Despite low-unemployment and a bullish stock market, working people are still losing their grasp on the American Dream. How can that be? It’s pretty simple. Corporate CEOs and the wealthy few are taking all the economic gains for themselves, while workers continue to lose ground.
With a big election looming this fall, Labor Day takes on new meaning. It’s not just about acknowledging the contributions working people have made to building the middle class, it’s also about centering us in the discussion about where we go in the future.
California Labor Federation Chief Officer Art Pulaski detailed the challenges working people face in his Labor Day op-ed for CalMatters.
For generations America’s promise has been that opportunity to create a better life for your family awaits if you work hard and play by the rules. But this Labor Day, that promise is more out of reach than ever for an increasing number of people.
Income inequality skyrockets as more of our nation’s gains go to an increasingly smaller group. According to the Economic Policy Institute, the average chief executive officer of the 350 largest companies in the US raked in a whopping $18.9 million in compensation in 2017, a 17.6 percent increase over 2016. Workers’ wages are not even keeping up with the cost of inflation.
The situation is even bleaker for people of color, women and those without a college degree. All groups are falling further behind, despite companies making empty promises about using the windfall of the Trump Administration corporate tax cuts to boost wages. The negotiating power of working people—achieved by standing together in a union—is at its lowest point in generations.
With unions under attack from Trump, the GOP Congress and the Supreme Court, it’s no wonder the percentage of people with a union on the job has dipped significantly in the last several decades. And the future is more uncertain than ever. In the wrong hands, technological advancements could lead to mass job loss and rising poverty.
But the tide is turning. Just yesterday, polling from Gallup showed the approval of unions by the public is at a 15-year high. And workers in California and across the country are racking up victory after victory. In short, we’re rising.

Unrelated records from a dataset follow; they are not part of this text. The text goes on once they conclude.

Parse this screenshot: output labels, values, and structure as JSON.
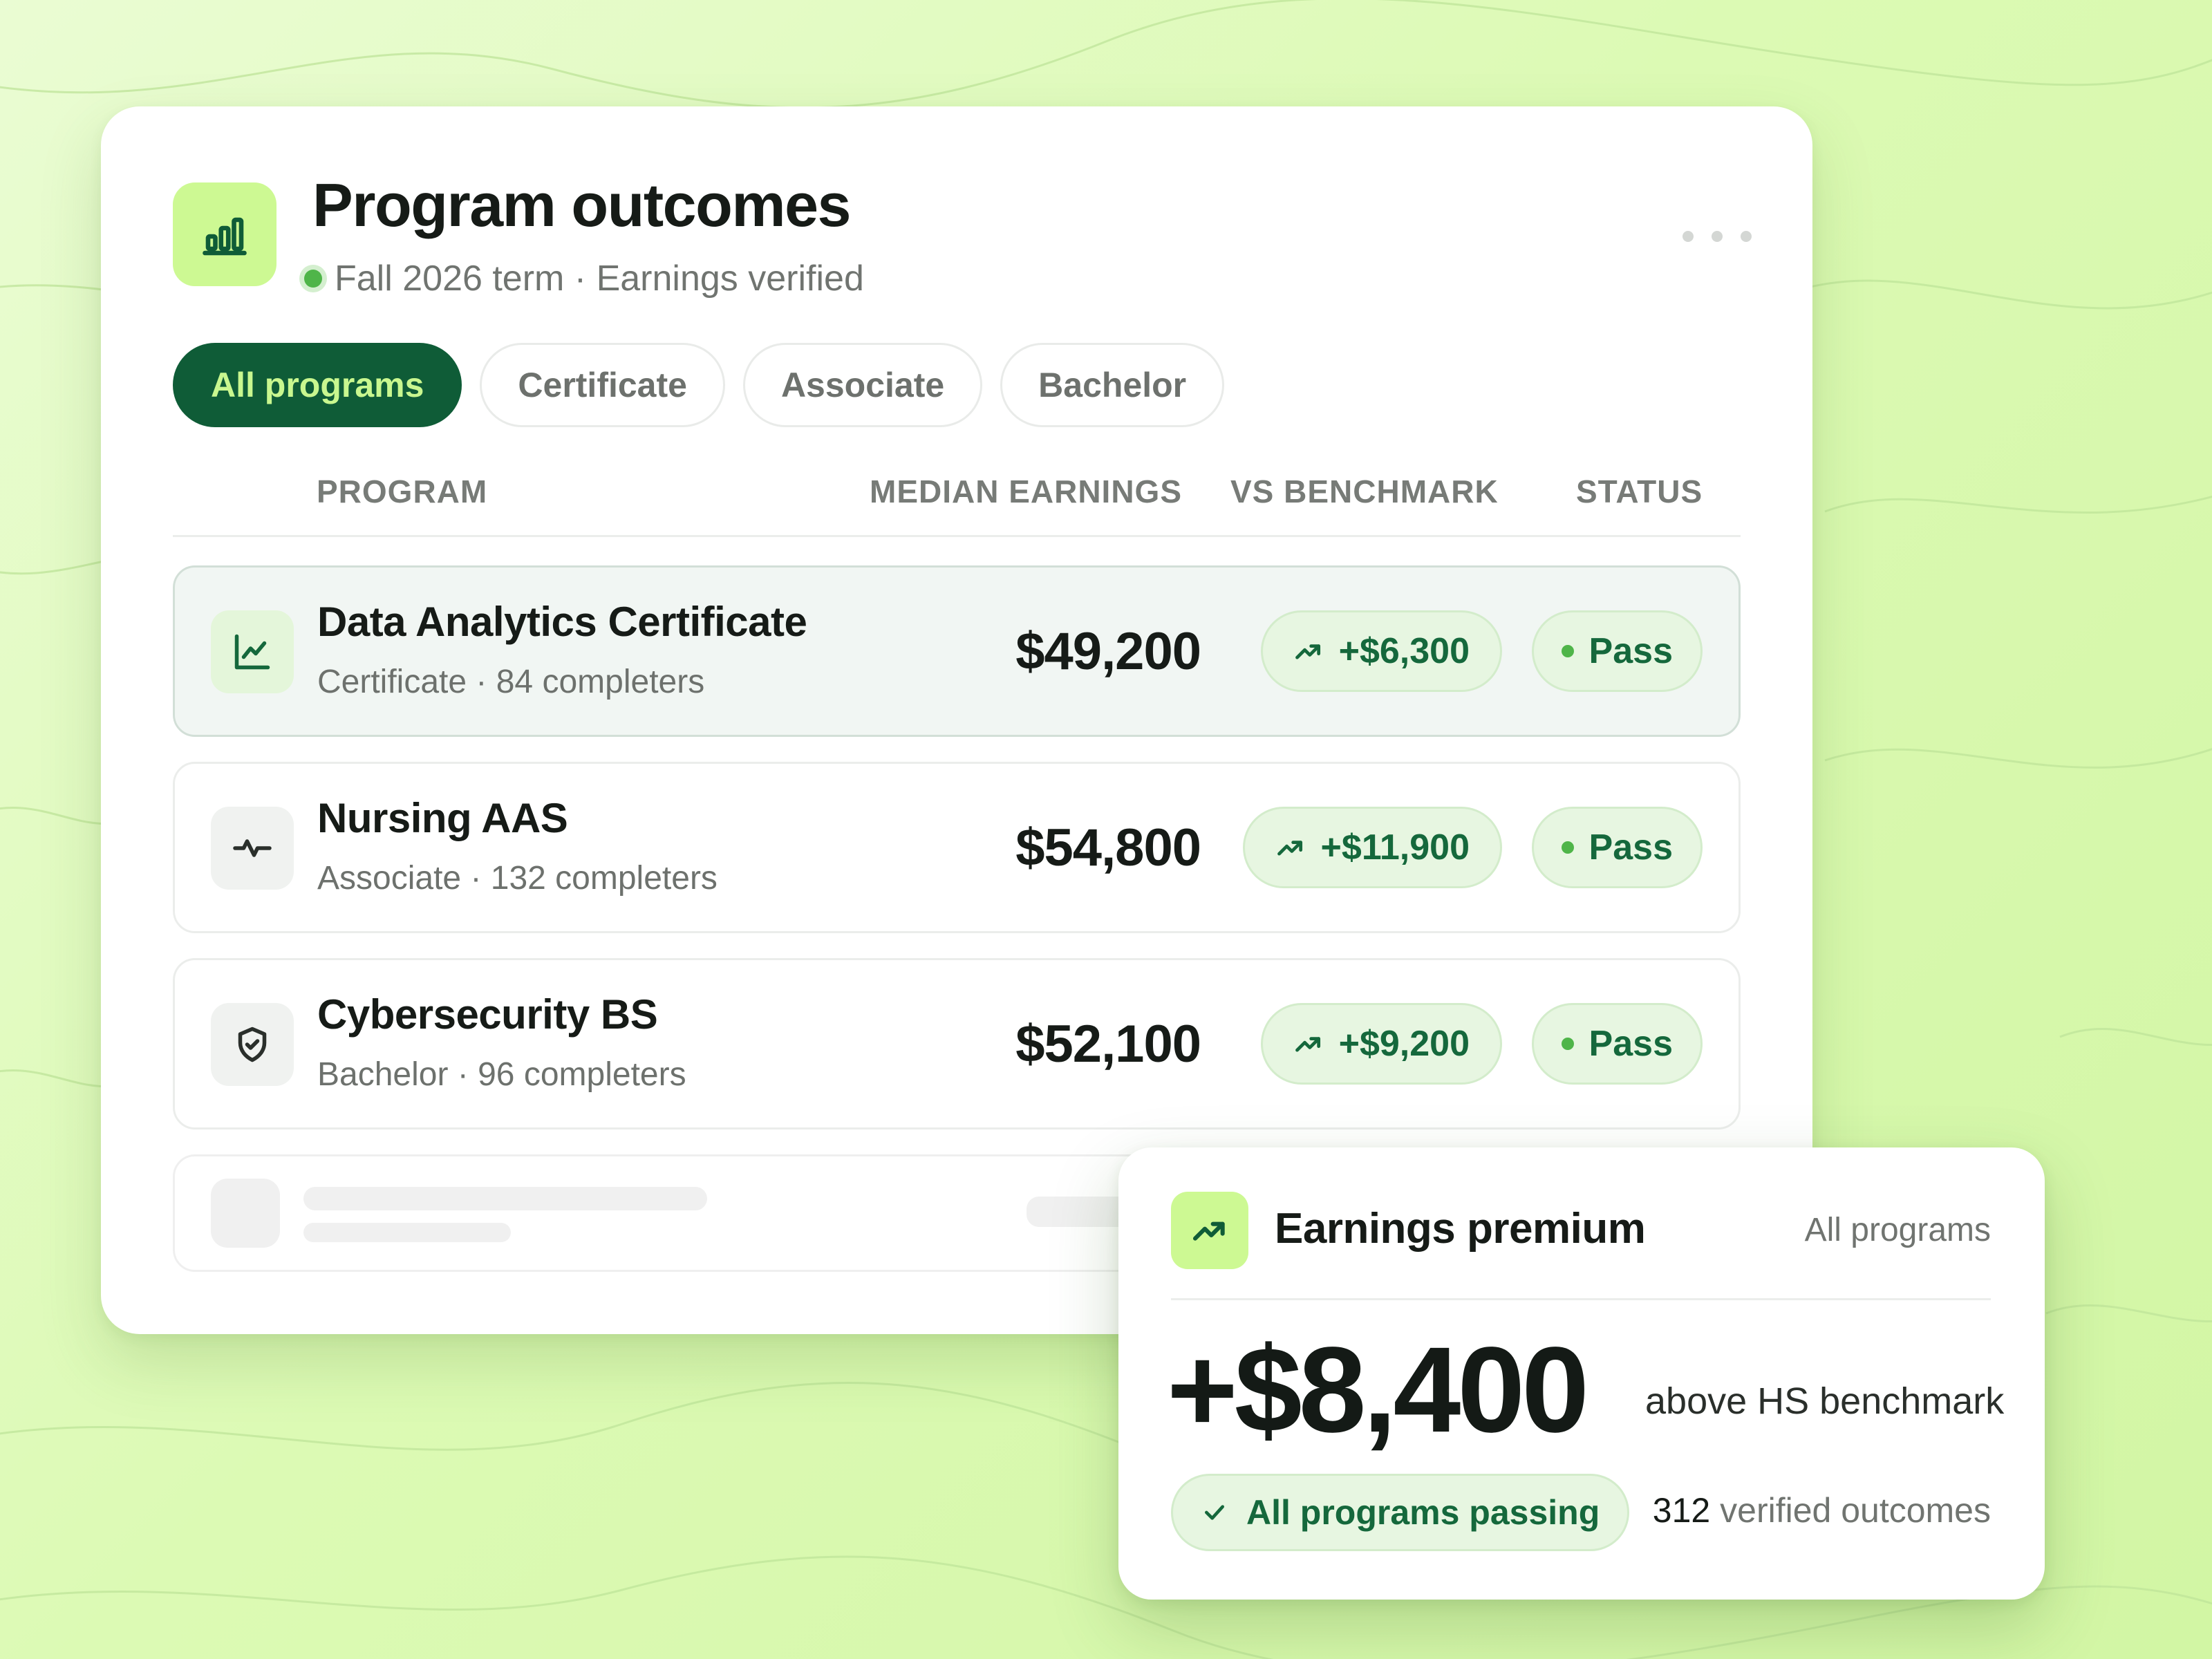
{
  "header": {
    "title": "Program outcomes",
    "subtitle": "Fall 2026 term · Earnings verified"
  },
  "tabs": [
    {
      "label": "All programs",
      "active": true
    },
    {
      "label": "Certificate",
      "active": false
    },
    {
      "label": "Associate",
      "active": false
    },
    {
      "label": "Bachelor",
      "active": false
    }
  ],
  "table": {
    "columns": [
      "PROGRAM",
      "MEDIAN EARNINGS",
      "VS BENCHMARK",
      "STATUS"
    ],
    "rows": [
      {
        "name": "Data Analytics Certificate",
        "meta": "Certificate · 84 completers",
        "earnings": "$49,200",
        "delta": "+$6,300",
        "status": "Pass",
        "icon": "line-chart-icon",
        "selected": true
      },
      {
        "name": "Nursing AAS",
        "meta": "Associate · 132 completers",
        "earnings": "$54,800",
        "delta": "+$11,900",
        "status": "Pass",
        "icon": "pulse-icon",
        "selected": false
      },
      {
        "name": "Cybersecurity BS",
        "meta": "Bachelor · 96 completers",
        "earnings": "$52,100",
        "delta": "+$9,200",
        "status": "Pass",
        "icon": "shield-check-icon",
        "selected": false
      }
    ]
  },
  "summary": {
    "title": "Earnings premium",
    "scope": "All programs",
    "value": "+$8,400",
    "value_label": "above HS benchmark",
    "pill": "All programs passing",
    "count": "312",
    "count_label": "verified outcomes"
  },
  "colors": {
    "background": "#dcfab4",
    "accent": "#0f5c37",
    "accent_light": "#cdf993",
    "success": "#15683c",
    "success_bg": "#e7f6e1"
  }
}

Workers must have a voice in the future of work broadly, and their own jobs, specifically. If policymakers and CEOs were listening, they’d know that working people—especially young people—don’t want gigs; they want the security of decent wages and benefits. Like everyone, they want a safety net for the tough times in life.
It’s no wonder young people support unions. A recent Pew study found 68 percent of 18- to 29-year-olds have a favorable view of unions. In the past year working people across the country—from teachers to digital media professionals. Janitors and engineers—have been rising to collectively demand fair treatment on the job.

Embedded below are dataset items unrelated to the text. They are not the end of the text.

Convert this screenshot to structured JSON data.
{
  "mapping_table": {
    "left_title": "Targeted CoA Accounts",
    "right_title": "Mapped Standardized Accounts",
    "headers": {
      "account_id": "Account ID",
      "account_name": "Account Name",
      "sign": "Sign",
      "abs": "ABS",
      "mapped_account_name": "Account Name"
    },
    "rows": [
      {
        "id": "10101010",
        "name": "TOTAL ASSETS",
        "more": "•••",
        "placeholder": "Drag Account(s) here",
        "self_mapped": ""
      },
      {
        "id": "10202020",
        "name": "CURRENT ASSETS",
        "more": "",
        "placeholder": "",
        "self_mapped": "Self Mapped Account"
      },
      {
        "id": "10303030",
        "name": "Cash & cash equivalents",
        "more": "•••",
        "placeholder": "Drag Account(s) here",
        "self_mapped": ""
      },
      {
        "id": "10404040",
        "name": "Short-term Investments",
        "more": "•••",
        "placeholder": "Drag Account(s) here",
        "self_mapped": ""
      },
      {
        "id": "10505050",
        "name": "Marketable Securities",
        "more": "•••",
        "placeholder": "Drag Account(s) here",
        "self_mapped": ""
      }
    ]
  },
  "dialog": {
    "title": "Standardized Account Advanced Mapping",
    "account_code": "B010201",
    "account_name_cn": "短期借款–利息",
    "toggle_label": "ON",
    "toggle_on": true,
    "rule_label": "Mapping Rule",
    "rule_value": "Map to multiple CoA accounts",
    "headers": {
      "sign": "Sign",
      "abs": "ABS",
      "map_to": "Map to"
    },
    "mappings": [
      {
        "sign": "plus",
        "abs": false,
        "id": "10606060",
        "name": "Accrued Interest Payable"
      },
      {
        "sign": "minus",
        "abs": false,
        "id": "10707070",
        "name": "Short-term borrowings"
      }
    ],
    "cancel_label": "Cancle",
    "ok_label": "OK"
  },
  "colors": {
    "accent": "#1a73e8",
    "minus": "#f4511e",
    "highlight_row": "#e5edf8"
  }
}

The bottom line? Working people must have a seat at the table and a voice to control the destiny of our economic futures. We know what happens when CEOs write the rules: working people get crumbs and the wealthy few get even bigger bonuses for themselves.
But when working people stand together, we have power to create change.
This Labor Day, we need to prioritize uniting working people to fight for an economy that restores America’s promise. It won’t be easy, but when working people stand together, we are capable of extraordinary things.
Keep up the good fight, and Happy Labor Day!